Search code examples
ruby-on-railspostgresqlactiverecordpg

Postgres command to remove backslashes works in console, but not with ActiveRecord::Base.connection.execute


This Postgres command removes all backslashes when run from the psql command line:

UPDATE table SET column = REGEXP_REPLACE(column, '\B', '', 'g');

This Rails command doesn't work (it runs without error, but doesn't remove the backslash):

ActiveRecord::Base.connection.execute("UPDATE table SET column = REGEXP_REPLACE(column, '\B', '', 'g'))

It looks like Rails changes the query and runs this (I inspected the output from running the query in the console):

UPDATE table SET column = REGEXP_REPLACE(column, 'B', '', 'g')

The Postgres command also successfully removes the backslash when run from the psql command line:

UPDATE table SET column = REGEXP_REPLACE(column, '\\', '', 'g')

This same Postgres command surprisingly errors out when run with Rails:

ActiveRecord::Base.connection.execute("UPDATE table SET column = REGEXP_REPLACE(column, '\\', '', 'g')")

Here's the error:

PG::InvalidRegularExpression: ERROR: invalid regular expression: invalid escape \ sequence

Here's the Postgres version that's set in my Gemfile:

gem 'pg', '>= 0.18', '< 2.0'

Can you please explain why I'm getting this error and how to write Rails code that will remove all backslashes from a column? This will be run on a large data set and I'll need a fast solution.


Solution

  • What you're trying to do is complicated by having multiple things that want to interpret \ in their own way:

    1. \ means something inside a double quoted string in Ruby. So "\B" is just a misleading and complicated way of writing "B" in Ruby. You'd need to say "\\B" to get a string containing the two characters \B.

    2. \ means something inside a PostgreSQL regex. Hence the presence of \B in PostgreSQL's regexes so that you don't have to count \s when looking at things like \\\\ inside another language, you'd just have slightly less ugly things like \\B.

    To get around your problem you could just properly escape your escapes:

    ActiveRecord::Base.connection.execute("UPDATE table SET column = REGEXP_REPLACE(column, '\\B', '', 'g')")
    

    When the database sees that, it will see:

    UPDATE table SET column = REGEXP_REPLACE(column, '\B', '', 'g')
    

    because \\ means "give me just one \" in a double quoted Ruby string.

    I'd probably simplify further and use the SQL replace function:

    replace(string text, from text, to text)
    Replace all occurrences in string of substring from with substring to.
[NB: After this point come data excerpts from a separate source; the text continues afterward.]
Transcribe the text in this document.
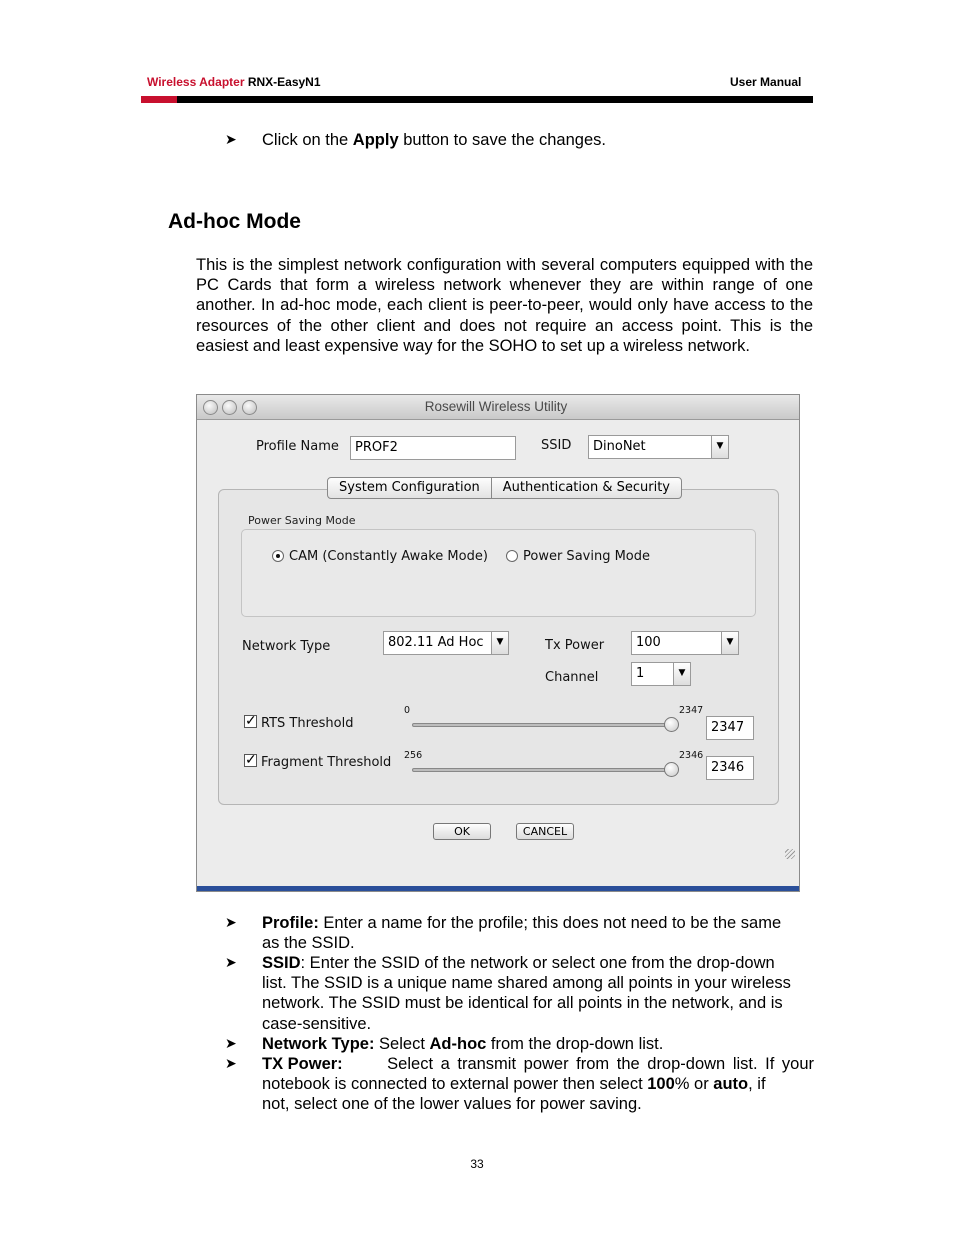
Wireless Adapter RNX-EasyN1	User Manual
➤ Click on the Apply button to save the changes.
Ad-hoc Mode
This is the simplest network configuration with several computers equipped with the PC Cards that form a wireless network whenever they are within range of one another. In ad-hoc mode, each client is peer-to-peer, would only have access to the resources of the other client and does not require an access point. This is the easiest and least expensive way for the SOHO to set up a wireless network.
Rosewill Wireless Utility
Profile Name	PROF2	SSID	DinoNet	▼
System Configuration	Authentication & Security
Power Saving Mode
CAM (Constantly Awake Mode)	Power Saving Mode
Network Type	802.11 Ad Hoc	▼	Tx Power	100	▼
Channel	1	▼
✓ RTS Threshold
0	2347
2347
✓ Fragment Threshold 256	2346
2346
OK	CANCEL
➤ Profile: Enter a name for the profile; this does not need to be the same
as the SSID.
➤ SSID: Enter the SSID of the network or select one from the drop-down
list. The SSID is a unique name shared among all points in your wireless
network. The SSID must be identical for all points in the network, and is
case-sensitive.
➤ Network Type: Select Ad-hoc from the drop-down list.
➤ TX Power:	Select a transmit power from the drop-down list. If your
notebook is connected to external power then select 100% or auto, if
not, select one of the lower values for power saving.
33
    combined with a %q{...} string in Ruby:

    ActiveRecord::Base.connection.execute(%q{
      update table
      set column = replace(column, '\', '')
    })
    

    The %q{...} gets rid of one escaping problem because it acts like a single-quoted string in Ruby so \ doesn't mean anything special. Using replace in the SQL gets rid of another escaping problem because it only works with plain old strings (rather than regexes represented by strings) so \ again doesn't mean anything.